To better integrate these “virtual individuals” into the human world, genuine human intervention is still required for “alignment tuning.” Much like teaching children, it involves guiding AI on which responses are more acceptable and which are not, enabling AI reactions to more closely resemble those of humans.

Realistic AI is a powerful tool for fraud, yet simultaneously serves as an excellent assistant for productivity and creativity. The tool remains the same; its behavior, whether virtuous or malicious, depends on the user.

In my “Superalignment” column late last year, I mentioned the open-source automatic alignment technology “Constitutional AI.” By allowing groups to write guiding principles on “how AI should better respond,” AI can adapt to the varying preferences of people with different attributes and cultures, akin to the diverse customs and perceptions among different nations.

For example, in the news industry, AI would be expected to prioritize the veracity of sources.

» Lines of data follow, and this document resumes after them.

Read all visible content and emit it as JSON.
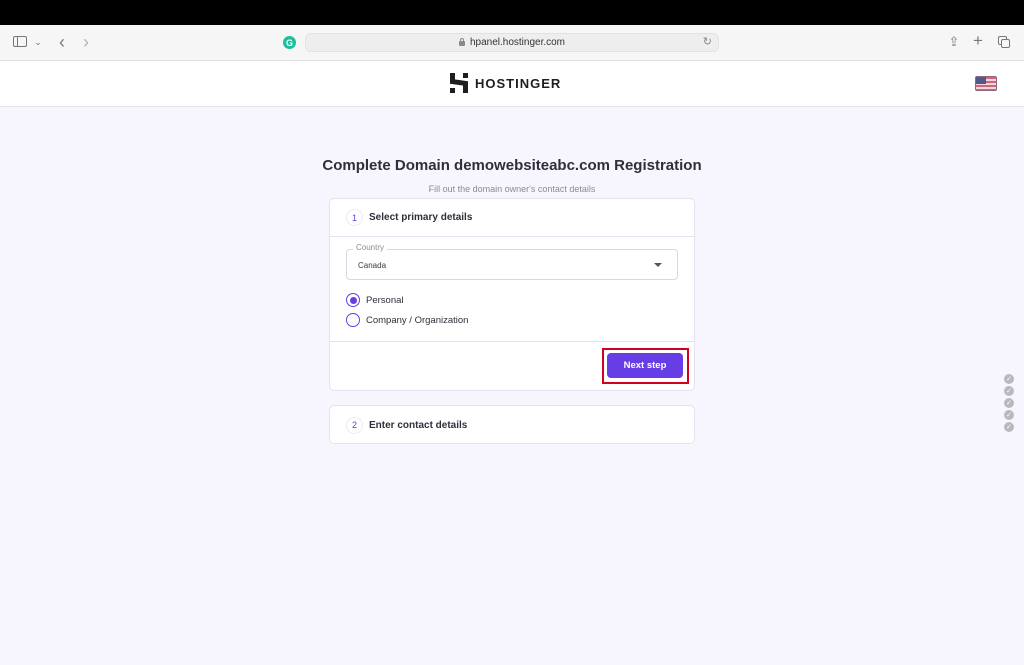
{
  "browser": {
    "url": "hpanel.hostinger.com",
    "icons": {
      "sidebar": "sidebar-toggle-icon",
      "back": "‹",
      "forward": "›",
      "chevron": "⌄",
      "grammarly": "G",
      "reload": "↻",
      "share": "⇪",
      "new_tab": "+"
    }
  },
  "header": {
    "brand": "HOSTINGER",
    "language_flag": "us-flag"
  },
  "page": {
    "title": "Complete Domain demowebsiteabc.com Registration",
    "subtitle": "Fill out the domain owner's contact details"
  },
  "steps": [
    {
      "number": "1",
      "label": "Select primary details",
      "country_field": {
        "label": "Country",
        "value": "Canada"
      },
      "owner_type": {
        "options": [
          "Personal",
          "Company / Organization"
        ],
        "selected": "Personal"
      },
      "next_button": "Next step"
    },
    {
      "number": "2",
      "label": "Enter contact details"
    }
  ],
  "side_checks": [
    "✓",
    "✓",
    "✓",
    "✓",
    "✓"
  ],
  "colors": {
    "accent": "#673de6",
    "highlight": "#d1001f",
    "background": "#f7f6fe"
  }
}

If insufficient evidence exists, it would preferably admit ignorance rather than provide a fabricated answer.

Conversely, a group of science fiction writers might have the opposite requirement, encouraging AI to be as creative as possible, even if it means conjuring up stories, as long as they are captivating.

Thus, AI systems trained under these two different “constitutions” would react in entirely different ways. No single AI system can be universally applicable. Only through alignment tuning can AI systems become more attuned to users and interact in a more “human-like” manner.